Probability and combinatorics

• Date:
• Location: Ångströmlaboratoriet, Lägerhyddsvägen 1 64119
• Lecturer: Gabriel Berzunza-Ojeda, University of Liverpool
• Contact person: Paul Thévenin

Title: Fragmentation Process derived from $\alpha$-stable Galton-Watson trees

The seminar will take place at Ångström Laboratory, but it will also be possible to attend on Zoom. The passcode is the first six digits of pi after the decimal point.

Abstract:  Aldous, Evans and Pitman (1998) studied the behavior of the fragmentation process derived from deleting the edges of a uniform random tree on n labelled vertices. In particular, they showed that, after proper rescaling, the above fragmentation process converges as n -> \infty to the fragmentation process of the Brownian CRT obtained by cutting-down the Brownian CRT along its skeleton in a Poisson manner.

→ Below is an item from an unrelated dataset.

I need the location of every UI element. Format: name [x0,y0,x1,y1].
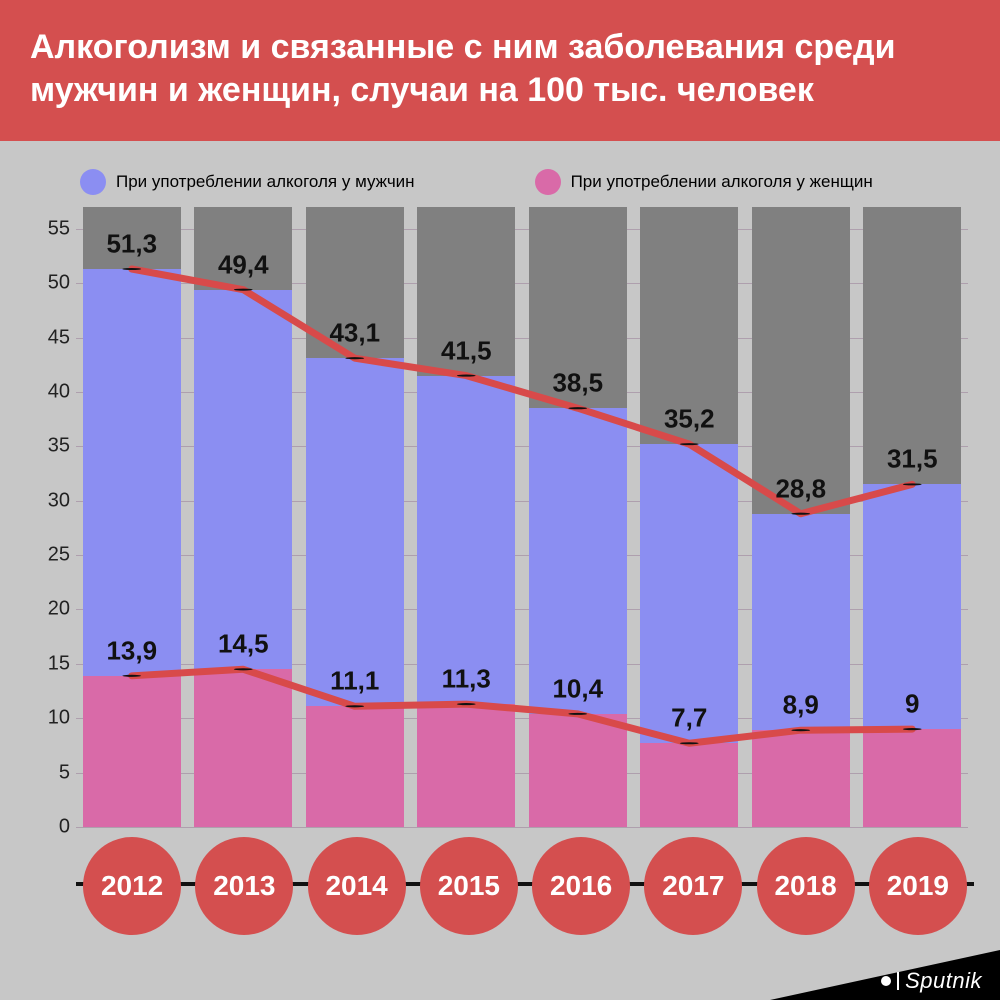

In this talk, we will discuss the fragmentation process obtained by deleting randomly chosen edges from a critical Galton-Watson tree t_n conditioned on having n vertices, whose offspring distribution belongs to the domain of attraction of a stable law of index \alpha in (1,2]. The main result establishes that, after rescaling, the fragmentation process of t_n converges, as n -> \infty, to the fragmentation process obtained by cutting-down proportional to the length on the skeleton of an \alpha-stable Lévy tree. We will also explain how one can construct the latter by considering the partitions of the unit interval induced by the normalized \alpha-stable Lévy excursion with a deterministic drift. In particular, the above extends the result of Bertoin (2000) on the fragmentation process of the Brownian CRT.

The approach uses the Prim's algorithm (or Prim-Jarník algorithm) to define a consistent exploration process that encodes the fragmentation process of t_n. We will discuss the key ideas of the proof.

Joint work with Cecilia Holmgren (Uppsala University).